Action Plan for AI Implementation:

  1. Prioritise AI Education and Training:
    • Targeted AI Literacy Programs: Since a significant portion of the team has low or moderate AI understanding, develop structured AI training programs tailored to different roles.
    • Workshops and Seminars: Hold regular workshops to educate employees on ethical considerations, data governance, and the practical applications of AI in their roles.
    • AI Champion Network: Develop an "AI Champions" program where early adopters with higher AI literacy share knowledge and provide mentorship within their teams.
  1. Increase AI Adoption through Use Cases:
    • Pilot Programs in Administrative Tasks: Start by integrating AI tools to automate repetitive tasks, such as scheduling (e.g., Calendly), candidate sourcing, and summarising research data. This will showcase the efficiency benefits and free up time for more strategic tasks.
    • AI in Candidate Sourcing: Implement AI for improving candidate identification and broadening the pool by tapping into non-traditional networks. A focused pilot project could demonstrate its potential in enhancing diversity.
    • Case Studies and Success Stories: Highlight successful case studies of AI improving processes, such as faster candidate sourcing or better market intelligence. This will help reduce resistance to AI by showing real-world benefits.
  1. Address Ethical and Data Privacy Concerns:
    • Develop Ethical AI Guidelines: Create clear ethical guidelines for AI use in leadership advisory, particularly focusing on fairness, bias reduction, and data privacy. Ensure that all team members are aware of these guidelines.
    • Transparency with Clients and Candidates: Develop a "Statement of AI Use" document for transparency with clients and candidates, explaining how AI will be used in the search process and how data will be handled securely.
    • AI Bias Monitoring: Implement AI tools that have bias-detection mechanisms and ensure diverse datasets are used for training models. This will help mitigate risks of bias in AI recommendations.
  1. Client-Centric AI Implementation:
    • AI-Assisted Leadership Assessments: Work on integrating AI tools into the leadership assessment process in collaboration with human judgment, ensuring AI complements rather than replaces consultants' expertise. Use AI insights as an additional data point for assessments.
    • Enhance Client Experience: Use AI to streamline back-office tasks and improve response times, enhancing client satisfaction.

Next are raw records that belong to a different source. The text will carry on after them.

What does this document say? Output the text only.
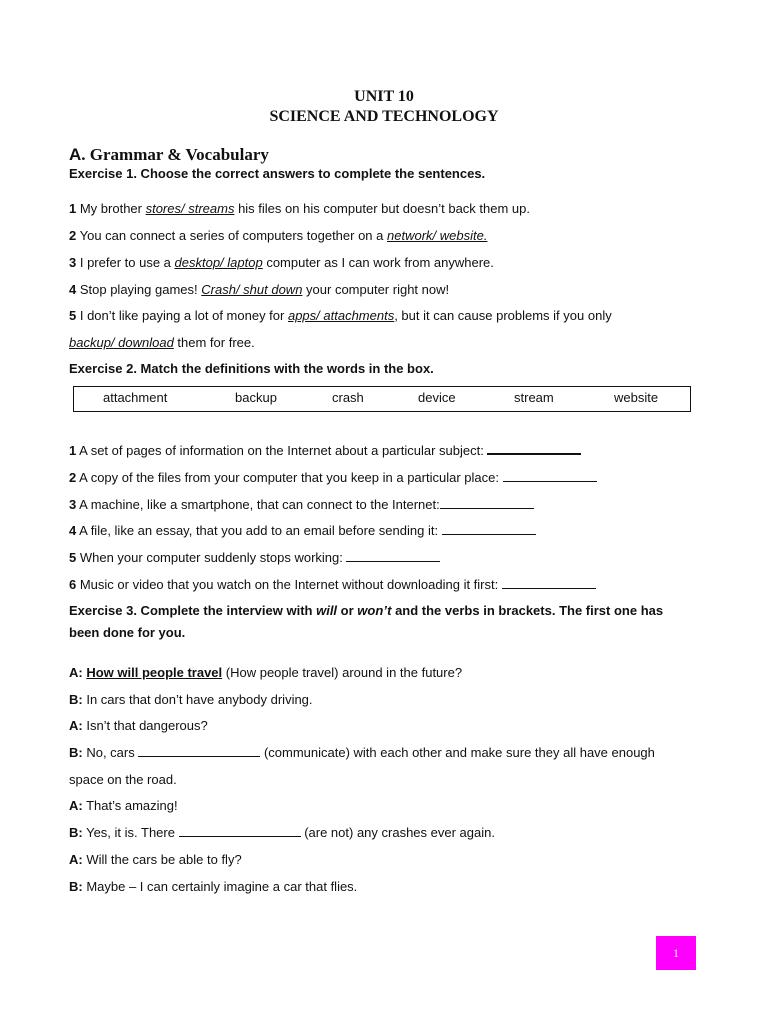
UNIT 10
SCIENCE AND TECHNOLOGY
A. Grammar & Vocabulary
Exercise 1. Choose the correct answers to complete the sentences.
1 My brother stores/ streams his files on his computer but doesn’t back them up.
2 You can connect a series of computers together on a network/ website.
3 I prefer to use a desktop/ laptop computer as I can work from anywhere.
4 Stop playing games! Crash/ shut down your computer right now!
5 I don’t like paying a lot of money for apps/ attachments, but it can cause problems if you only
backup/ download them for free.
Exercise 2. Match the definitions with the words in the box.
attachment	backup	crash	device	stream	website
1 A set of pages of information on the Internet about a particular subject:
2 A copy of the files from your computer that you keep in a particular place:
3 A machine, like a smartphone, that can connect to the Internet:
4 A file, like an essay, that you add to an email before sending it:
5 When your computer suddenly stops working:
6 Music or video that you watch on the Internet without downloading it first:
Exercise 3. Complete the interview with will or won’t and the verbs in brackets. The first one has
been done for you.
A: How will people travel (How people travel) around in the future?
B: In cars that don’t have anybody driving.
A: Isn’t that dangerous?
B: No, cars	(communicate) with each other and make sure they all have enough
space on the road.
A: That’s amazing!
B: Yes, it is. There	(are not) any crashes ever again.
A: Will the cars be able to fly?
B: Maybe – I can certainly imagine a car that flies.
1
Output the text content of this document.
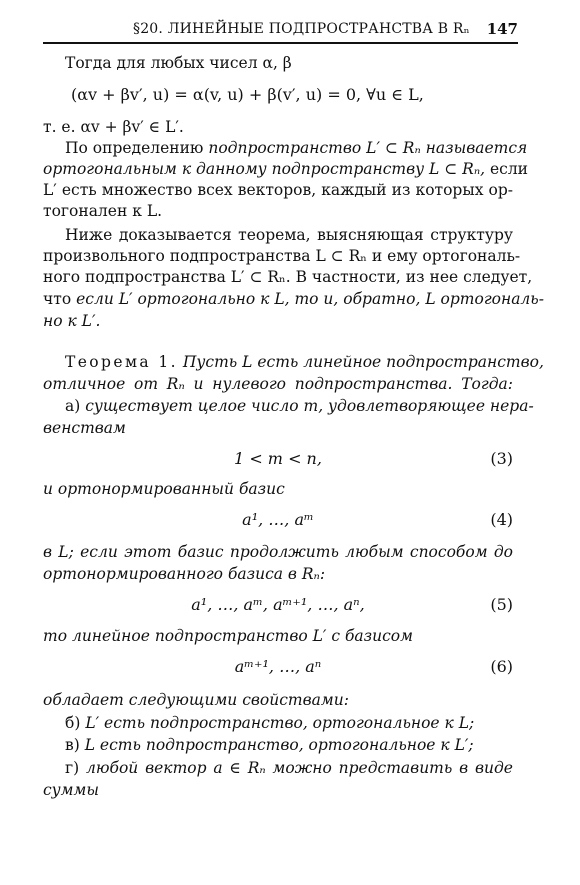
§20. ЛИНЕЙНЫЕ ПОДПРОСТРАНСТВА В Rₙ 147
Тогда для любых чисел α, β
(αv + βv′, u) = α(v, u) + β(v′, u) = 0, ∀u ∈ L,
т. е. αv + βv′ ∈ L′.
По определению подпространство L′ ⊂ Rₙ называется
ортогональным к данному подпространству L ⊂ Rₙ, если
L′ есть множество всех векторов, каждый из которых ор-
тогонален к L.
Ниже доказывается теорема, выясняющая структуру
произвольного подпространства L ⊂ Rₙ и ему ортогональ-
ного подпространства L′ ⊂ Rₙ. В частности, из нее следует,
что если L′ ортогонально к L, то и, обратно, L ортогональ-
но к L′.
Теорема 1. Пусть L есть линейное подпространство,
отличное от Rₙ и нулевого подпространства. Тогда:
а) существует целое число m, удовлетворяющее нера-
венствам
1 < m < n,	(3)
и ортонормированный базис
a¹, …, aᵐ	(4)
в L; если этот базис продолжить любым способом до
ортонормированного базиса в Rₙ:
a¹, …, aᵐ, aᵐ⁺¹, …, aⁿ,	(5)
то линейное подпространство L′ с базисом
aᵐ⁺¹, …, aⁿ	(6)
обладает следующими свойствами:
б) L′ есть подпространство, ортогональное к L;
в) L есть подпространство, ортогональное к L′;
г) любой вектор a ∈ Rₙ можно представить в виде
суммы
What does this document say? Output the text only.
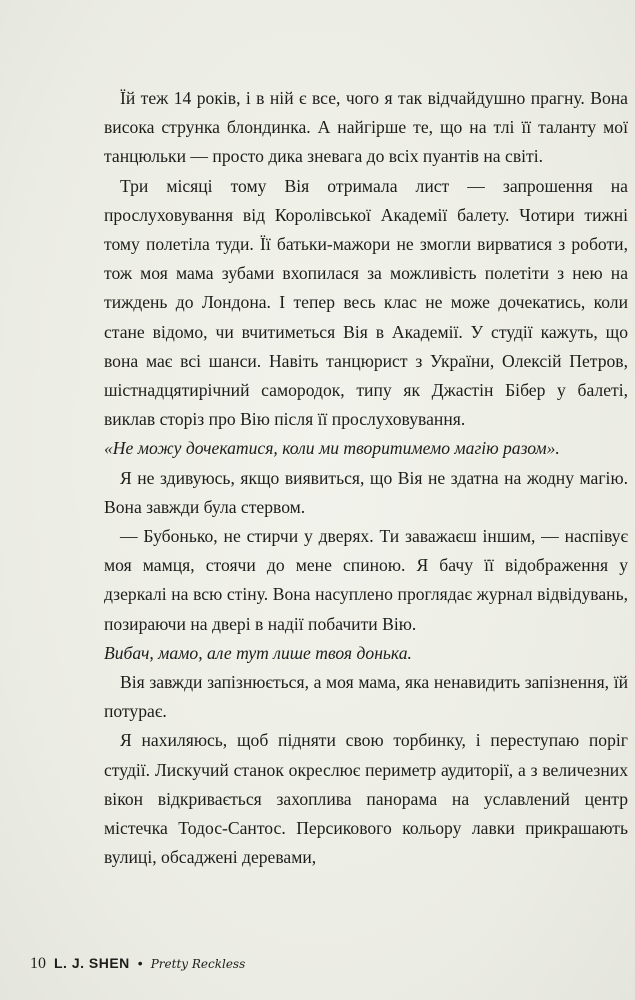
Їй теж 14 років, і в ній є все, чого я так відчайдушно прагну. Вона висока струнка блондинка. А найгірше те, що на тлі її таланту мої танцюльки — просто дика зневага до всіх пуантів на світі.

Три місяці тому Вія отримала лист — запрошення на прослуховування від Королівської Академії балету. Чотири тижні тому полетіла туди. Її батьки-мажори не змогли вирватися з роботи, тож моя мама зубами вхопилася за можливість полетіти з нею на тиждень до Лондона. І тепер весь клас не може дочекатись, коли стане відомо, чи вчитиметься Вія в Академії. У студії кажуть, що вона має всі шанси. Навіть танцюрист з України, Олексій Петров, шістнадцятирічний самородок, типу як Джастін Бібер у балеті, виклав сторіз про Вію після її прослуховування.

«Не можу дочекатися, коли ми творитимемо магію разом».

Я не здивуюсь, якщо виявиться, що Вія не здатна на жодну магію. Вона завжди була стервом.

— Бубонько, не стирчи у дверях. Ти заважаєш іншим, — наспівує моя мамця, стоячи до мене спиною. Я бачу її відображення у дзеркалі на всю стіну. Вона насуплено проглядає журнал відвідувань, позираючи на двері в надії побачити Вію.

Вибач, мамо, але тут лише твоя донька.

Вія завжди запізнюється, а моя мама, яка ненавидить запізнення, їй потурає.

Я нахиляюсь, щоб підняти свою торбинку, і переступаю поріг студії. Лискучий станок окреслює периметр аудиторії, а з величезних вікон відкривається захоплива панорама на уславлений центр містечка Тодос-Сантос. Персикового кольору лавки прикрашають вулиці, обсаджені деревами,

10 L. J. SHEN • Pretty Reckless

Track improvements in client feedback after AI implementation in administrative workflows.
    • Client Education on AI: Proactively educate clients on AI’s benefits and limitations, managing expectations and building trust in AI’s role in their searches.

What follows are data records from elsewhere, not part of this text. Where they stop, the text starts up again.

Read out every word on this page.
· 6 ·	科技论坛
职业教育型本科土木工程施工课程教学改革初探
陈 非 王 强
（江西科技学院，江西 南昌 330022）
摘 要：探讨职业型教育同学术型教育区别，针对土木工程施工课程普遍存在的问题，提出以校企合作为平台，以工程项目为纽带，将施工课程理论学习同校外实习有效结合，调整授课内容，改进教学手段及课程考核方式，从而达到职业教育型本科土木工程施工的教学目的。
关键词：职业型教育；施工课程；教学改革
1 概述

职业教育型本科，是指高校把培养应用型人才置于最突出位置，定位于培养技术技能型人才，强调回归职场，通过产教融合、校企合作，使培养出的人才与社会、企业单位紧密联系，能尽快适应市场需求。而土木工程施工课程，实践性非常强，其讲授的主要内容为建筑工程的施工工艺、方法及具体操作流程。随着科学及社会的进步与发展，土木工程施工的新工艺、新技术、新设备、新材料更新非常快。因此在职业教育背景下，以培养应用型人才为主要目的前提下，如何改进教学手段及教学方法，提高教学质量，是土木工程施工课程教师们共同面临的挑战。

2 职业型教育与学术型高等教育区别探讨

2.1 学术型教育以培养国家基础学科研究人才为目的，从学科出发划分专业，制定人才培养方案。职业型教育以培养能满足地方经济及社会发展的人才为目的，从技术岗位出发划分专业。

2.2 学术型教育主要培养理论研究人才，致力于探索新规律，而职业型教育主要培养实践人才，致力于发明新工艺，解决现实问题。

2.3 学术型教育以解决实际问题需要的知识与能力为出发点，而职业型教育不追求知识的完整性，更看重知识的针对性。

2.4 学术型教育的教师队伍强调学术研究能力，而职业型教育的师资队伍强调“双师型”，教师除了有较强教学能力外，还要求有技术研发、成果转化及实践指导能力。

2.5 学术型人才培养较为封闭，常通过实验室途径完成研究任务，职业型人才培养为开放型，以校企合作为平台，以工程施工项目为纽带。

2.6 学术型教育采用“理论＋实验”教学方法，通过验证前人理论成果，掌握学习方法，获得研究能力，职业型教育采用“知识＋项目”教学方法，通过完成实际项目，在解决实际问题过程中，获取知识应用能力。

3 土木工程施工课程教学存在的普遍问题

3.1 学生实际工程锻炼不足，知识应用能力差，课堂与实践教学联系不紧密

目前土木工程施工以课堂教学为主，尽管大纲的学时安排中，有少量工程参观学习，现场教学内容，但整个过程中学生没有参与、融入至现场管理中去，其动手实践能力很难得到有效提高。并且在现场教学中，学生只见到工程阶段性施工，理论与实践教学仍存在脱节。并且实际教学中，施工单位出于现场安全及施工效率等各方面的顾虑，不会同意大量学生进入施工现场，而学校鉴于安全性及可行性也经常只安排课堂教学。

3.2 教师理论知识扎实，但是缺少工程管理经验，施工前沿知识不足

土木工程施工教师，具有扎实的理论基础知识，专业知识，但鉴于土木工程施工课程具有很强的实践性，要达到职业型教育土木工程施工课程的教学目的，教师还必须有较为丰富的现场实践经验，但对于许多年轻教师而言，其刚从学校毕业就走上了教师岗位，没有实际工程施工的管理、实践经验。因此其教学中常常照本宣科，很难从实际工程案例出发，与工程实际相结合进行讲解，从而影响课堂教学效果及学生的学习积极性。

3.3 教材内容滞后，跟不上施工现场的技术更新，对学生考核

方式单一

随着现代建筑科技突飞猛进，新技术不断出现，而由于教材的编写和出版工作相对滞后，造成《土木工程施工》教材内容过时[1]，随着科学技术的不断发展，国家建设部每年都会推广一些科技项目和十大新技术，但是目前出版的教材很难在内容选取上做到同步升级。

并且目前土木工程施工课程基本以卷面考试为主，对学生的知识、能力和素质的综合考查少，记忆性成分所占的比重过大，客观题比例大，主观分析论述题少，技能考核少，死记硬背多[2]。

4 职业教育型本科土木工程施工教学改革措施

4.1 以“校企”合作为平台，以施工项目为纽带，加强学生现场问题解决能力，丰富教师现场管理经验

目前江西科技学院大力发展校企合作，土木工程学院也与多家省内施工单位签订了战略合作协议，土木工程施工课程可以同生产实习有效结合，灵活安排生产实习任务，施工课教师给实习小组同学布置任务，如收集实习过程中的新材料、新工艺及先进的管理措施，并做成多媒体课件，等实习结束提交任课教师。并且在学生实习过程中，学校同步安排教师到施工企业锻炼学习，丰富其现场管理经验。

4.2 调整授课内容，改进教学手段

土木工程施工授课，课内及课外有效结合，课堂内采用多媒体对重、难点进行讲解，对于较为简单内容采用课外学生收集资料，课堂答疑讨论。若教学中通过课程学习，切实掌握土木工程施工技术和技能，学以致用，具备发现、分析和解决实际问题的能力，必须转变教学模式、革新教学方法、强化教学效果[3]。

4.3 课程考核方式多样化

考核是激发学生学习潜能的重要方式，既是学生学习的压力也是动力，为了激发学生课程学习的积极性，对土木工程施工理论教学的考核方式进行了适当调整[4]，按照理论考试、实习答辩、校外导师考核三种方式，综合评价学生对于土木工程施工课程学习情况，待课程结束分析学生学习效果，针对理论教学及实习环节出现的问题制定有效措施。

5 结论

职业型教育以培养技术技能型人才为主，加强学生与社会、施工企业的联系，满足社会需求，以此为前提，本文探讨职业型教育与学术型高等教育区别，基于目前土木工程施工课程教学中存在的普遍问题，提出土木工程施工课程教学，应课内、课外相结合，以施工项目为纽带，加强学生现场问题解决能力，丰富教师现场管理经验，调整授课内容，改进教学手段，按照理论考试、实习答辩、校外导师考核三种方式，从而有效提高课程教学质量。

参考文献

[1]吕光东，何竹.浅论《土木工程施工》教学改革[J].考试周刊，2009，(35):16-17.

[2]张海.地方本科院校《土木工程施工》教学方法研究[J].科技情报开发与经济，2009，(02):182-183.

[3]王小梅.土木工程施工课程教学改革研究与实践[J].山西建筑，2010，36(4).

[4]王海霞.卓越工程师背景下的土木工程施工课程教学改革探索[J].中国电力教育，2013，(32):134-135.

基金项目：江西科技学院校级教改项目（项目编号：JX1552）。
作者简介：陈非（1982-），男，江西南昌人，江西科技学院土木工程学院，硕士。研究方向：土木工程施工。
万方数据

  1. Monitor and Report AI Integration Progress:
    • Regular AI Usage Audits: Track AI tool usage across teams, measuring both frequency and outcomes. Use this data to continuously improve AI tool adoption and identify areas where AI has the most impact.
    • Feedback Loops: Collect feedback from employees on their comfort level and experiences with AI tools regularly. Address concerns as they arise to ensure smoother AI adoption.

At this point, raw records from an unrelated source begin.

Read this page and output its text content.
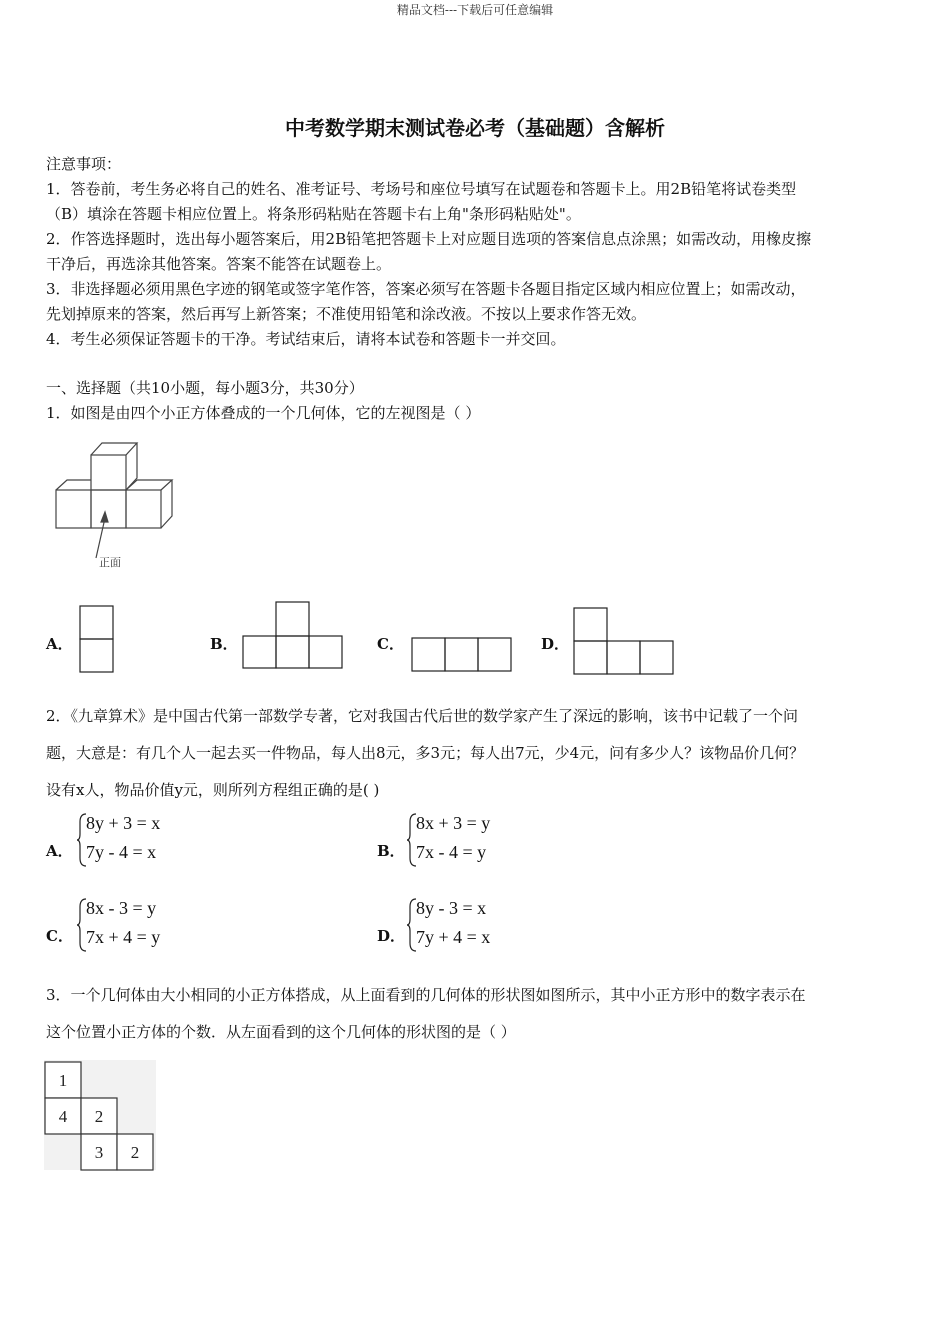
精品文档---下载后可任意编辑
中考数学期末测试卷必考（基础题）含解析
注意事项：
1．答卷前，考生务必将自己的姓名、准考证号、考场号和座位号填写在试题卷和答题卡上。用2B铅笔将试卷类型
（B）填涂在答题卡相应位置上。将条形码粘贴在答题卡右上角"条形码粘贴处"。
2．作答选择题时，选出每小题答案后，用2B铅笔把答题卡上对应题目选项的答案信息点涂黑；如需改动，用橡皮擦
干净后，再选涂其他答案。答案不能答在试题卷上。
3．非选择题必须用黑色字迹的钢笔或签字笔作答，答案必须写在答题卡各题目指定区域内相应位置上；如需改动，
先划掉原来的答案，然后再写上新答案；不准使用铅笔和涂改液。不按以上要求作答无效。
4．考生必须保证答题卡的干净。考试结束后，请将本试卷和答题卡一并交回。
一、选择题（共10小题，每小题3分，共30分）
1．如图是由四个小正方体叠成的一个几何体，它的左视图是（ ）
正面
A．	B．	C．	D．
2．《九章算术》是中国古代第一部数学专著，它对我国古代后世的数学家产生了深远的影响，该书中记载了一个问
题，大意是：有几个人一起去买一件物品，每人出8元，多3元；每人出7元，少4元，问有多少人？该物品价几何？
设有x人，物品价值y元，则所列方程组正确的是( )
A．
8y + 3 = x
7y - 4 = x	B．
8x + 3 = y
7x - 4 = y
C．
8x - 3 = y
7x + 4 = y	D．
8y - 3 = x
7y + 4 = x
3．一个几何体由大小相同的小正方体搭成，从上面看到的几何体的形状图如图所示，其中小正方形中的数字表示在
这个位置小正方体的个数．从左面看到的这个几何体的形状图的是（ ）
1
4 2
3 2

    • KPIs for AI Success: Establish key performance indicators (KPIs) around time savings, quality of candidate matches, and efficiency gains to measure the success of AI implementation. Adjust strategies based on KPI results.
  1. Build a Long-Term AI Strategy:
    • Strategic AI Roadmap: Create a long-term roadmap for AI adoption that outlines key milestones and growth areas, such as expanding AI’s role in candidate evaluations or exploring machine learning in predictive leadership assessments.
    • Phased Implementation: Adopt a phased approach, starting with low-risk areas like administrative automation before moving to more complex AI-driven processes like leadership assessments and client interactions.

By focusing on these areas, Saxton Bampfylde can build a strategic and responsible approach to AI integration that aligns with their values of human connection and ethical decision-making while embracing the transformative potential of AI technology.